Ponsel Gabriel bergetar, segera Briel membuka pesan yang dia dapatkan dari Mama Ambar. Pesan singkat yang berisikan permintaan maaf belum bisa menghubungi dan ucapan ulang tahun disana.
Kedua mata Gabriel memanas karena tidak dapat merayakan ulang tahun lagi dengan kekuarga Gandratama. Namun, dia tetap akan merayakan ulang tahunnya saat menjadi anak angkat Ayah Agung dan Mama Ambar.
Segera Gabriel menelfon Mama Ambar, mengucapkan terima kasih yang tidak terhingga karena sudah menjadi Mama terbaik untuknya setelah Mama Kristal.
Sejenak Gabriel melupakan pekerjaannya karena mengobrol dengan kekuarga Gabdratama, termasuk Sky.
Hingga suara ketukan pintu mengharuskan Gabriel mengakhiri telfonnya.
"Aku tutup dulu." Pamit Gabriel.
Terlihat asistennya Robby yang masuk dengan membawa beberapa berkas ditangannya, "Ini berkas kerjasama dari perusahaan lain yang ingin mengajak kita kerjasama." Ucap Robby dengan sopan.
"Letakkan saja disana." Jawab Briel.
"Oh, iya. Aku dengar Rose akan berkunjung keperusahaan." Kata Robby.
"Darimana kamu tau?" Jawab Briel dengan menatap curiga.
"Dia menghubungiku." Kata Robby jujur.
Gabriel mendengus kesal, "Ck, dia bisa menghubungimu tapi tidak menghubungiku." Kesal Gabriel.
__ADS_1
"Ada apa lagi? Kalian bertengkar?" Tanya Robby pura-pura tidak tahu.
"Kakak tahu, hampir dua bulan aku dibuat frustasi dengan permintaan dan sikapnya. Kemarin dia memintaku untuk memisahkan biji buah naga, kemudian minta buah strawberry. Aku membelinya ke supermarket dan memborongnya berharap istriku senang. Namun, itu sebuah petaka bagiku. Rose memintaku untuk mencabuti warna hitam yang melekat di kulit buah strawberry." Gabriel mengeluarkan uneg-unegnya dengan perasaan menggebu berharap Robby bersimpati kepadanya.
"Lalu, bagian mana yang membuat kalian bertengkar?" Tanya Robby dengan mencubit pahanya agar tidak tertawa.
"Rose marah karena buah strawberrynya berlubang, bahkan dia mendiamkanku sejak semalam." Sungut Briel.
Ucapan keduanya terhenti dengan kedatangan Rose yang langsung masuk keruangan sang suami.
"Halo, Kak Robby." Sapa Rose.
"Hay Rose, dengan siapa kamu datang?" Tanya Robby yang berjalan menghampiri Rose dan meninggalkan Gabriel.
"Sendiri, aku ingin bertemu dengan Kakak." Jawab Rose enteng.

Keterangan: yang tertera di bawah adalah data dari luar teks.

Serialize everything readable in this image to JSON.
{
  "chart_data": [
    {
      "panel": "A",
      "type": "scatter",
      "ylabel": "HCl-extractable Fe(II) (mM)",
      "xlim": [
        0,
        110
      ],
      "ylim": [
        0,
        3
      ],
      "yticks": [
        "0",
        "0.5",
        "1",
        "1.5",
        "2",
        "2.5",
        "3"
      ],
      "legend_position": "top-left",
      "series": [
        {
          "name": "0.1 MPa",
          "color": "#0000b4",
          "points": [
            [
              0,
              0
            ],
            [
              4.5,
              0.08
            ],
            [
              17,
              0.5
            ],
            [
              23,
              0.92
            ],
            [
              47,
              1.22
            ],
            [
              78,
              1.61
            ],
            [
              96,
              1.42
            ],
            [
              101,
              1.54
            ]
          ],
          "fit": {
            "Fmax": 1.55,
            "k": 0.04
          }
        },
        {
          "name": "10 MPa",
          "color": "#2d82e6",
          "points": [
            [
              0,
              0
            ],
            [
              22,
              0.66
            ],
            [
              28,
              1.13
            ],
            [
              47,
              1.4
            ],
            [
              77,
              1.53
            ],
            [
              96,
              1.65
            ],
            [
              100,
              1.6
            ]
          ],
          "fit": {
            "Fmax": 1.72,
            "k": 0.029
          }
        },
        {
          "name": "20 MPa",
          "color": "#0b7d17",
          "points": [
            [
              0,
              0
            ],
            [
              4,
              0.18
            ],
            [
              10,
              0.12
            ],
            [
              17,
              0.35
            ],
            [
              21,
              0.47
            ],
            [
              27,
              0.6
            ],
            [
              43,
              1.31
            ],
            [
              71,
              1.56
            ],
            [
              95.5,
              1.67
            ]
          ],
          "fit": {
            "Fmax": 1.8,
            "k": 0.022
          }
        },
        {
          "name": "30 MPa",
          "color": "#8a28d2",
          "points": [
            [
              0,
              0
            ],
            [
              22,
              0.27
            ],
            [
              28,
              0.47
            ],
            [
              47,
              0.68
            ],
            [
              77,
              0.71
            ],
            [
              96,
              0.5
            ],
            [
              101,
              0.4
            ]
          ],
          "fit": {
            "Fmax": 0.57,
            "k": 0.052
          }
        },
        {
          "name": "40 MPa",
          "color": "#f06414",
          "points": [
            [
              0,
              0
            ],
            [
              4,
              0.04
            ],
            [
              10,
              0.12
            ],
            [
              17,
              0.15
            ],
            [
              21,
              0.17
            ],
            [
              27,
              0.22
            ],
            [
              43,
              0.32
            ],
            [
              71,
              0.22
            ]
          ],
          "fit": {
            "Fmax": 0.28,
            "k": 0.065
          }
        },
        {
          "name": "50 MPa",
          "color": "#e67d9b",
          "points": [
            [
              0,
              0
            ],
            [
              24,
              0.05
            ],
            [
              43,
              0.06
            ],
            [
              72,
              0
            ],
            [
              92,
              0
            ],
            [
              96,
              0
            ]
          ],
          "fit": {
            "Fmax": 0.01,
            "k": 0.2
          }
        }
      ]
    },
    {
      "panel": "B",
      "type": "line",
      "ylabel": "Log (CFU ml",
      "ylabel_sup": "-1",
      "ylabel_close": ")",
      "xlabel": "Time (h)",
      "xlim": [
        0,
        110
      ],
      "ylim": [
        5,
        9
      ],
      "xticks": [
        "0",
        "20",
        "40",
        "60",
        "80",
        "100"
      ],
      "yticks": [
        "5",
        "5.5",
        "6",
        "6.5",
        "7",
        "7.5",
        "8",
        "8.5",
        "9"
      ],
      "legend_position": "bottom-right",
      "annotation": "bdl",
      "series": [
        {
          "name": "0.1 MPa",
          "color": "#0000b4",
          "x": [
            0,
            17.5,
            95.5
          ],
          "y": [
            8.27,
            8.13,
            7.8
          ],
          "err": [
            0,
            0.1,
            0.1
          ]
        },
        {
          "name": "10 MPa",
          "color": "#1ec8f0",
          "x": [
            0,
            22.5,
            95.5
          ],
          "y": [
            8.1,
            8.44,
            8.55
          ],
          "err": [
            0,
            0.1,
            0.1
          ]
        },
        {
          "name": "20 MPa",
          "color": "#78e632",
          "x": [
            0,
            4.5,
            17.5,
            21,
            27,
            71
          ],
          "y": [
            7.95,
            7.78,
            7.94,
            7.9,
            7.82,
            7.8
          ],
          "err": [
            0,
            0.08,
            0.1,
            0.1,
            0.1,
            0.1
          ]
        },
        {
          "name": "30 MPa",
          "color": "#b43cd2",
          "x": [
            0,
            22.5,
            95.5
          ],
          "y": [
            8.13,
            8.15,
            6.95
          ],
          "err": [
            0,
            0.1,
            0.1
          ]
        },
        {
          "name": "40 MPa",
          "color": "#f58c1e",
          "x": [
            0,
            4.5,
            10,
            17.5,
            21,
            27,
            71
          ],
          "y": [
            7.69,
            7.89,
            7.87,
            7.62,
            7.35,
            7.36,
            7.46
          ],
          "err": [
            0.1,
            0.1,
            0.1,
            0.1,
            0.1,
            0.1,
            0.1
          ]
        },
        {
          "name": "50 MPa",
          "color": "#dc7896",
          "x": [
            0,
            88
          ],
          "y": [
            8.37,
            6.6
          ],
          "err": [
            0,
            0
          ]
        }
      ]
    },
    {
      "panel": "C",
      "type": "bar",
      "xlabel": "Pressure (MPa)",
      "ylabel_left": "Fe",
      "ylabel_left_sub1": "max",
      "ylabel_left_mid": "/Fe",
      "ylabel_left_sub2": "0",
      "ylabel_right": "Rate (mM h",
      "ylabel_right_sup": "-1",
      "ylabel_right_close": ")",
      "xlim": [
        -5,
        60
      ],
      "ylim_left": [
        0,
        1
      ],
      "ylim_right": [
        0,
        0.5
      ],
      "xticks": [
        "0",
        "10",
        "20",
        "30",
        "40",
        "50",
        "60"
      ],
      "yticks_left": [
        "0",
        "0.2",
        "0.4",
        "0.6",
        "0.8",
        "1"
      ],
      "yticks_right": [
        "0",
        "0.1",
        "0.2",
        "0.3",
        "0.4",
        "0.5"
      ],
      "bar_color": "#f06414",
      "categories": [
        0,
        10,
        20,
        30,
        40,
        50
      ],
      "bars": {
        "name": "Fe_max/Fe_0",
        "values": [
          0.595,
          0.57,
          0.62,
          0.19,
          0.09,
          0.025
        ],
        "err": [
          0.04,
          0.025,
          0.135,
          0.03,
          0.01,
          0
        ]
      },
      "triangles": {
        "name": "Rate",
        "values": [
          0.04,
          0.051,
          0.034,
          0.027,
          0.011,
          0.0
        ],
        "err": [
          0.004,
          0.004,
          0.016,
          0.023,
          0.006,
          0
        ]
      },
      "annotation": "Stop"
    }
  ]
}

"Tunggu diruanganku dulu, aku ingin ke toilet terlebih dahulu." Kata Robby.
"Rose akan duduk disini sebentar karena lelah." Ucap Rose.
"Baiklah." Robby berjalan keluar dari ruangan Gabriel hingga menyisakan sepasang suami istri tersebut.
Gabriel manis menatap tajam ke arah istrinya, terlihat Rose sangat acuh dengan keberadaan dirinya. Terlihat Rose begitu sibuk dengan ponselnya, bibir itu terkadang tersenyum dan mengerucut sebal.
"Dia chattingan dengan siapa." Gumam Briel dengan perasaan cemburu.
"Ekhm." Briel berdehem untuk mencari perhatian sang istri.
Rose memutar kepalanya ke arah Gabriel namun hanya sebentar, karena Rose kembali larut dengan benda pipih yang berada ditangannya.
Segera Gabriel beranjak dari kursi kebanggannya, dengan langkah lebarnya Briel berjalan ke arah Rose dan merebut ponselnya dimasukkan kedalam saku jasnya.
Rose mendongak dengan wajah kesal, segera Rose berdiri.
Kening Gabriel mengkerut sehingga membuat alisnya bergelombang, Kak? Kemana panggilan sayang dan manja untuknya.
"Kak, kembalikan ponselku." Rose kembali bersuara dengan memegang lengan Gabriel.
"Berhenti membuatku kesal Rose, sebenarnya kamu ini kenapa. Apa hanya masalah sepele kamu mendiamkanku, kedatanganmu kekantor hanya ingin menemui Robby dan bermain ponsel begitu." Seru Gabriel kepada istrinya.
Rose hanya berdecih, "Aku sedang ada urusan dengan Kak Robby dan bertukar pesan dengan Minzy. Jangan cemburu berlebihan! Cepat kembalikan ponselku!" Rose berteriak didepan sang suami.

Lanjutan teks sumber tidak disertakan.